How I feel is not who I am, and it doesn’t need to affect what I do.

I’ve written about that before, even very recently, but still haven’t managed to make the connection.

I’m so glad Andy’s little grey cells were working more efficiently than mine. Thanks, Andy, for making the connection for me, and for a great article with some really helpful points about recognising this same sin in our own attitudes and actions instead of pointing fingers or throwing stones.

7 Comments On This Topic
  1. Father Stephen
    on Jun 27th at 9:51 am

    I’m sorry, you are going to have to elaborate for me. It’s probably me being stupid, very stupid, but I’m compeletely missing the point of what you are saying.

    Reply
    • Jennie Pollock
      on Jun 27th at 10:04 am

      No, it’s not you, I woke up this morning thinking I’d probably been too elliptical. Does this paragraph, that I inserted but a bit too late to make it into the email version, help at all:

      “The bodies we’ve been put in, they things they’re designed to do and they way they fit together matters because they’re not just inconvenient shells or carrying cases for the real people hiding inside; they are essential parts of our beings and our personhood.”
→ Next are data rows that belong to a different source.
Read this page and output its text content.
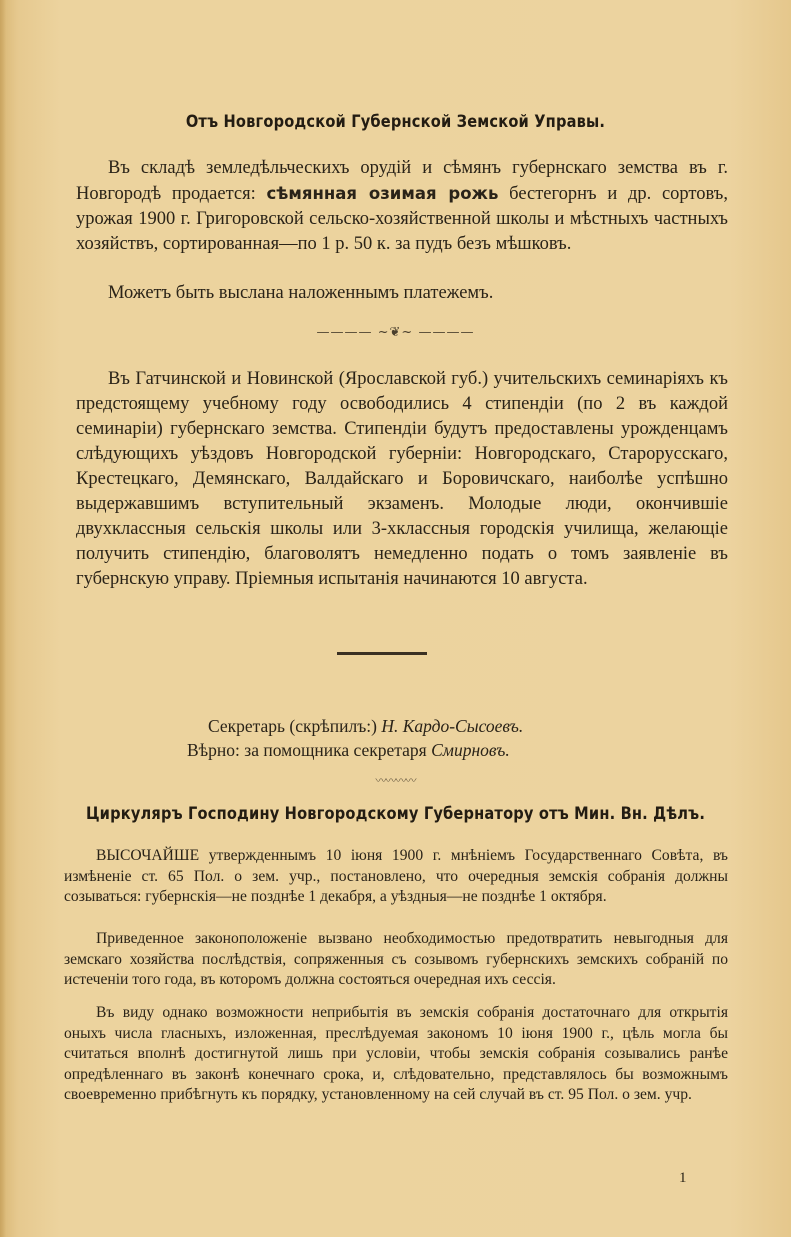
Отъ Новгородской Губернской Земской Управы.
Въ складѣ земледѣльческихъ орудій и сѣмянъ губернскаго земства въ г. Новгородѣ продается: сѣмянная озимая рожь бестегорнъ и др. сортовъ, урожая 1900 г. Григоровской сельско-хозяйственной школы и мѣстныхъ частныхъ хозяйствъ, сортированная—по 1 р. 50 к. за пудъ безъ мѣшковъ.
Можетъ быть выслана наложеннымъ платежемъ.
———— ~❦~ ————
Въ Гатчинской и Новинской (Ярославской губ.) учительскихъ семинаріяхъ къ предстоящему учебному году освободились 4 стипендіи (по 2 въ каждой семинаріи) губернскаго земства. Стипендіи будутъ предоставлены урожденцамъ слѣдующихъ уѣздовъ Новгородской губерніи: Новгородскаго, Старорусскаго, Крестецкаго, Демянскаго, Валдайскаго и Боровичскаго, наиболѣе успѣшно выдержавшимъ вступительный экзаменъ. Молодые люди, окончившіе двухклассныя сельскія школы или 3-хклассныя городскія училища, желающіе получить стипендію, благоволятъ немедленно подать о томъ заявленіе въ губернскую управу. Пріемныя испытанія начинаются 10 августа.
Секретарь (скрѣпилъ:) Н. Кардо-Сысоевъ.
Вѣрно: за помощника секретаря Смирновъ.
〰〰〰〰
Циркуляръ Господину Новгородскому Губернатору отъ Мин. Вн. Дѣлъ.
ВЫСОЧАЙШЕ утвержденнымъ 10 іюня 1900 г. мнѣніемъ Государственнаго Совѣта, въ измѣненіе ст. 65 Пол. о зем. учр., постановлено, что очередныя земскія собранія должны созываться: губернскія—не позднѣе 1 декабря, а уѣздныя—не позднѣе 1 октября.
Приведенное законоположеніе вызвано необходимостью предотвратить невыгодныя для земскаго хозяйства послѣдствія, сопряженныя съ созывомъ губернскихъ земскихъ собраній по истеченіи того года, въ которомъ должна состояться очередная ихъ сессія.
Въ виду однако возможности неприбытія въ земскія собранія достаточнаго для открытія оныхъ числа гласныхъ, изложенная, преслѣдуемая закономъ 10 іюня 1900 г., цѣль могла бы считаться вполнѣ достигнутой лишь при условіи, чтобы земскія собранія созывались ранѣе опредѣленнаго въ законѣ конечнаго срока, и, слѣдовательно, представлялось бы возможнымъ своевременно прибѣгнуть къ порядку, установленному на сей случай въ ст. 95 Пол. о зем. учр.
1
      What I’m trying to say is that just because a person feels an attraction for people of the same gender, the way our bodies are designed (or have evolved, if you believe that) is a clue as to how sexual interaction is supposed to work.
      Devaluing the role of the body in understanding who we are and what is right and wrong leads us to rely on our feelings and emotions in a way that leads us into all kinds if trouble.

      Reply
  2. Rebecca H
    on Jun 27th at 11:15 am

    That’s interesting and fits well with general advice about not being ruled by emotions/trusting human logic, but I’m not sure it can help with how we treat those who are born without clear sexual categories, because they are then usually given a choice of gender based on feeling.
    I think the LGBT community would also argue that there’s a difference between emotional feelings and the deep instinctual conviction that they have in their attraction or identity.
    A tricky balancing act perhaps? Yes the feelings aren’t entirely an adequate measure for our identity but they can’t be cast aside just because they contradict with anatomy- otherwise that leaves genetics as the determining factor, which is equally isolated to secularism.

    Reply
    • Jennie Pollock
      on Jun 27th at 6:14 pm

      Thanks Rebecca. Yes, you’re right that we can’t just cast feelings aside as being of no relevance. It’s about finding the balance and not overemphasising one aspect at the cost of the other/s.
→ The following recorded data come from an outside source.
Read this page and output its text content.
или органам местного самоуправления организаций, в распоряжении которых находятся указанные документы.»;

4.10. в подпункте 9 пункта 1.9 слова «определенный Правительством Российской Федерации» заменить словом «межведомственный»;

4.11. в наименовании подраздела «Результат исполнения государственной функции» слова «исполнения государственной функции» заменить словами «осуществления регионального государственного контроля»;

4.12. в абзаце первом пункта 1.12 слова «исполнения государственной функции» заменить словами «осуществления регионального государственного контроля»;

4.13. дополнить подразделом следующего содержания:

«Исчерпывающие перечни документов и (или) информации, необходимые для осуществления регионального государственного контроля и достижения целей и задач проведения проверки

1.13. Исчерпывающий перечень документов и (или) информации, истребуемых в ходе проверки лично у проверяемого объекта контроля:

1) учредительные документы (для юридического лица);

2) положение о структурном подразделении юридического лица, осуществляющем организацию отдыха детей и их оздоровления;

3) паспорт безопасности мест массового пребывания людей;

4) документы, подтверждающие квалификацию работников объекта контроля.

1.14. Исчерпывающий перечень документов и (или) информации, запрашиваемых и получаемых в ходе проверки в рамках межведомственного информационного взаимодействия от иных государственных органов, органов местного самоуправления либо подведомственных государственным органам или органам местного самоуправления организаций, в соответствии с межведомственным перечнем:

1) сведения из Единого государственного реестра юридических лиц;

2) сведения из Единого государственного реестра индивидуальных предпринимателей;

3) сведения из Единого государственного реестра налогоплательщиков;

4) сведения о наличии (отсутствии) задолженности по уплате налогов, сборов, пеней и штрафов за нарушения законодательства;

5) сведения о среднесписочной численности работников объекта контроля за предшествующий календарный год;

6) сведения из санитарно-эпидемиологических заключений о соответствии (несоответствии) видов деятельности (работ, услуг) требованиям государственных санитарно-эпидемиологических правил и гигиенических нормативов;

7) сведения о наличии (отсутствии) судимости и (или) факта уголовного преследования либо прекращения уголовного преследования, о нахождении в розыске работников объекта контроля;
      And yes, I agree that people in the LGBT community experience something deeper than just a passing fancy or a light ‘feeling’. Apologies if in my haste I gave the impression that I was belittling what they experience. I don’t intend to, I’m learning what a cost and battle it is to deny those feelings (Andrew Wilson is very good on that).

      Thanks for your comment.

      Reply
  3. Graham
    on Jun 27th at 2:11 pm

    Whilst we consider our bodies to be the medium through which the spiritual happens, the apparatus by which it can be manifest. Interestingly it seems that what we do with our bodies enhances or impedes how the spirit can work. This is very noticeable in sexuality. There is a tendency in Christianity to value the spiritual over the physical but Genesis and Revelation seem to suggest that one cannot be effective without the other. Perhaps the main purpose of our feelings, emotions, imagination are to connect with the holy spirit but of course they do respond to all sorts of other desires both selfish and carnal

    Reply
  4. Ann
    on Jun 4th at 10:43 pm

    Something I didn’t think about when you first posted this – it matters in issues of equality – as far as I know the slave trade in England (and America) was based on the fact that black people weren’t entirely human, they didn’t have the same spirit, soul and emotions and therefore could be, and needed to be, treated differently. The modern slave trade works on the same principle, women and girls have no worth, they are there simply to be used as men see fit in those circles.